STANDARD: Sie sind oft in Österreich unterwegs. Lukas Mraz hat Sie, glaub ich, zweimal besiegt: einmal solo, einmal mit dem Kollektiv Healthy Boy Band.

Mälzer: Lukas und ich kennen uns schon lange. Ich habe ihm damals in Berlin sogar mal ein Jobangebot gemacht, weil ich mich so in seinen Wahnsinn, seinen Dampf verliebt hab. Ich mag es, wenn Köche außerhalb der Kochjacke denken. Essen ist Kunst, Kultur, Kommunikation, Über-den-Tellerrand-Schauen. Da ist Lukas mit seinen Projekten wie der Healthy Boy Band ein Role-Model. Das schätze ich an ihm sehr.

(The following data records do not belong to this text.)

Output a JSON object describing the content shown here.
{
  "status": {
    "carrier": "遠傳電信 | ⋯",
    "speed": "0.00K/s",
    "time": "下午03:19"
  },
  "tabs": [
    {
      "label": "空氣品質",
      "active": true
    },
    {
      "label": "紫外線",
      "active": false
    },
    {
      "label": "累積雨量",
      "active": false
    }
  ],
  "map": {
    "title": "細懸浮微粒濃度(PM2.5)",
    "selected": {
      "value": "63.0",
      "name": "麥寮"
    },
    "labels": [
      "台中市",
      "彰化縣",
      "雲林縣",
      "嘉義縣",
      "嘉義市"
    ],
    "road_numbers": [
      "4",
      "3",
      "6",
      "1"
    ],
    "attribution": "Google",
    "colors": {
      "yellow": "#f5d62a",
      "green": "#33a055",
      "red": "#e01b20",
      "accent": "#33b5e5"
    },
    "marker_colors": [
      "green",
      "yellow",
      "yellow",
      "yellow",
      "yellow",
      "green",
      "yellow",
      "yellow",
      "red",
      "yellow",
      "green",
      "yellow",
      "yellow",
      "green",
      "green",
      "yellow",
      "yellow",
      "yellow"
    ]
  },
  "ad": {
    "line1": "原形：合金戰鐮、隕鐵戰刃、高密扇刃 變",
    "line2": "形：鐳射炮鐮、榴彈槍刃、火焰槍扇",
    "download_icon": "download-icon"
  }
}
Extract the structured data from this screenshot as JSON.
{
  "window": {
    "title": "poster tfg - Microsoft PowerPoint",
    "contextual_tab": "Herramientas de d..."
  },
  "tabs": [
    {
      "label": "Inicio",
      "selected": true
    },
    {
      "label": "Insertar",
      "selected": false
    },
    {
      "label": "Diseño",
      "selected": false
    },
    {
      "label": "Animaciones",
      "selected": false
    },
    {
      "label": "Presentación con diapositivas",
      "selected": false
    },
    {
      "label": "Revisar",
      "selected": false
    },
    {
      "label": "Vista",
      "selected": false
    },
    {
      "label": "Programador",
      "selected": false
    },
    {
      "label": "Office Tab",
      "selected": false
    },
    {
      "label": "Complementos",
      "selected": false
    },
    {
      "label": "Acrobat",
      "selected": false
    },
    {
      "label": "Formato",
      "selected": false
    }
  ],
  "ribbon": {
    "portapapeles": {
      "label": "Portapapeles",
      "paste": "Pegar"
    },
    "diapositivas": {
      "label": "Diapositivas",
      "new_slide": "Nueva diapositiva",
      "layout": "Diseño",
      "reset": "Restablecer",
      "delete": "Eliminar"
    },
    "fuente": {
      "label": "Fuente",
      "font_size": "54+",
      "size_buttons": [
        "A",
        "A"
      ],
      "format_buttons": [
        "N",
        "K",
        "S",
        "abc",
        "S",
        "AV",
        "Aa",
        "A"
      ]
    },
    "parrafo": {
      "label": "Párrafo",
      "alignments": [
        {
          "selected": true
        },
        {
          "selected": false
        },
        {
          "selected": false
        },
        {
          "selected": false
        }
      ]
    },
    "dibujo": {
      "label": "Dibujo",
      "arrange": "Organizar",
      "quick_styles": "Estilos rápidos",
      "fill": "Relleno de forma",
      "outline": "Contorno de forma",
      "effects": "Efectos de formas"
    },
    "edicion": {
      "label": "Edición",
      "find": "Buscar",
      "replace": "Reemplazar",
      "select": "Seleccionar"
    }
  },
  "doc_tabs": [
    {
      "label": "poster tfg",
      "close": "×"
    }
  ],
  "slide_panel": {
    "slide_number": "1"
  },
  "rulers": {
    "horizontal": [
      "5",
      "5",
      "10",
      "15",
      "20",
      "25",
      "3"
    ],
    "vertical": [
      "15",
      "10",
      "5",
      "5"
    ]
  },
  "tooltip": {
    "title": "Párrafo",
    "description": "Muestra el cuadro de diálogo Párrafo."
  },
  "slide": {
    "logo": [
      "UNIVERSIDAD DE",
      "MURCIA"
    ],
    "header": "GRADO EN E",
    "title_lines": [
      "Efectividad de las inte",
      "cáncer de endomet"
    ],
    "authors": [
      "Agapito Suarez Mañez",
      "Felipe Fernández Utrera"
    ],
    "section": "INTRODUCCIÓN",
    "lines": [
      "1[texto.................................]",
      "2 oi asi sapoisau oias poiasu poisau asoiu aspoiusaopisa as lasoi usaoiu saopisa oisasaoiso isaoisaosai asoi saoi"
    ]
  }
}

Muss man aber wirklich eine Schieferplatte mit Crème fraîche beschmieren, um sie abzulecken? Diese Provokation funktioniert bei mir nicht mehr. Aber das ist genau der Diskurs, den wir haben.

STANDARD: Wir sind am Anfang einer Folge, die Box mit dem nachzukochenden Gericht geht auf. Was muss drin sein, damit Sie denken: "Mist"?

Mälzer: Wenn ich das Gefühl habe, dass ein Essen eher konstruiert ist als gelebt. Das sieht man Gerichten sehr schnell an. Es gibt bestimmte Zubereitungsmethoden, die für mich wenig Sinn ergeben, außer anzugeben: Erde, alles mit Knusper, dehydrierte und wieder im Fett aufgepoppte Chips. Das hasse ich wie die Pest. Was hasse ich noch? (überlegt)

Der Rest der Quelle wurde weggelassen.